Press Box: It's time to bring baseball, softball back to Olympics

News Tribune sports reporter Greg Jackson
News Tribune sports reporter Greg Jackson

The national pastime may once again be featured as an Olympic sport.

Earlier this month, the executive board of the International Olympic Committee (IOC) supported the proposal to add baseball - as well as softball, karate, skateboarding, sports climbing and surfing - to the 2020 Olympics in Tokyo.

If the proposal is approved during the full IOC vote in August, both baseball and softball will feature a six-nation tournament in Tokyo.

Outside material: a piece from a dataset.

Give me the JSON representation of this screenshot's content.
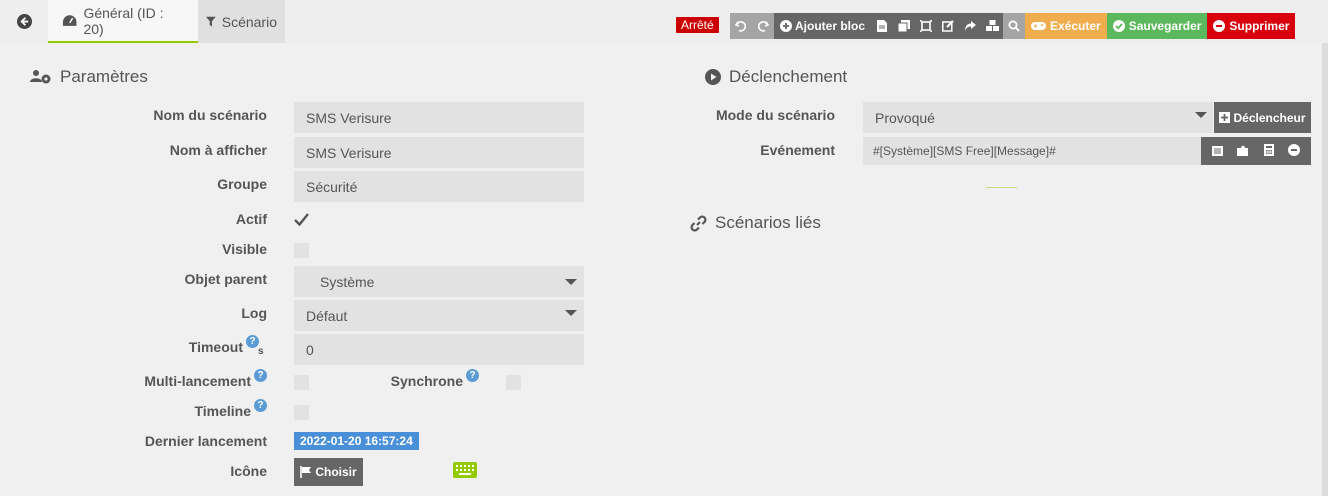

Wait a second. Why were these two sports eliminated from Olympic competition in the first place?

It has been more than a few years, so I needed a little help jogging my memory. According to a 2006 article published by Baseball America, Jacques Rogge - then the president of the IOC - said "the lack of major leaguers and drug testing discrepencies, as well as the expense of building baseball and softball venues," were major causes for their removal from the Olympic program following the 2008 Olympics in Beijing.

At the time, those were legitimate concerns. Baseball was in the midst of a steroid scandal, and the Mitchell Report would not be published for another year. That period consisted of some of baseball's darker days, in a time when we weren't sure who was guilty and who was innocent of using performance-enhancing drugs.

Well, 10 years have passed. Baseball has cleaned up its act. It's time to make it an Olympic sport again.

Baseball made its debut in the 1904 Olympics held in St. Louis, but it wasn't until 1992 when it became a medal sport. In the five Olympics between 1992 and 2008, Cuba won the gold medal three times. The United States (2000) and South Korea (2008) also won a gold medal during that span.

Softball did not become a medal sport until 1996. The U.S. won three gold medals until softball was pulled following the 2008 Olympics.

Through the years, the Olympics has begun allowing professional athletes to participate. The NBA began sending players to the Olympics in 1992. The NHL followed suit in 1998.

The MLB, however, has not. In 2008, only players who weren't on the 25-man roster for each of the 30 teams were allowed to compete in the Olympics. As a result, the U.S. team consisted of college players and minor leaguers.

And unlike the NHL, the MLB chose not to halt its season for two weeks and allow the major leaguers to represent their countries at the Olympics. Doing so would result in one of three options: starting the season earlier, ending the season later or cutting games from the 162-game schedule. None of those options were viable.

I know, so far it sounds like I'm building an argument to keep baseball and softball out of the Olympics. It seems like an open-and-shut case. But hear me out.

I'm perfectly fine with major leaguers being excluded from the Olympics. We already have the World Baseball Classic, so the Olympics is a chance for the future All-Stars to shine on the world's stage.

In 1984, the U.S. team consisted of a handful of future major leaguers, such as Mark McGwire, Will Clark and Hall of Famer Barry Larkin. The 1988 team featured even more future major leaguers, and the U.S. won the first-place game behind a complete-game victory from Jim Abbott, a first-round draft pick earlier that summer.

More recently, in the 2008 Olympics, a future Cy Young Award winner named Jake Arrieta struck out seven batters, leading the U.S. to a win against China.

What I'm trying to say is this. It doesn't matter if major leaguers play or not. It's still going to be competitive baseball, and that's what I want to see.

And as for the cost of building the venues? Olympic host cities spend billions of dollars to build new stadiums, and some venues are already existing. If the University of Missouri can build a new softball stadium, why can't the Olympics do the same?

It looks likely baseball and softball will return to the Olympics in 2020, mainly because the two sports are already popular in Japan, the host country. Let's not have this be a one-and-done instance. Keep baseball and softball in the Olympic program, for good.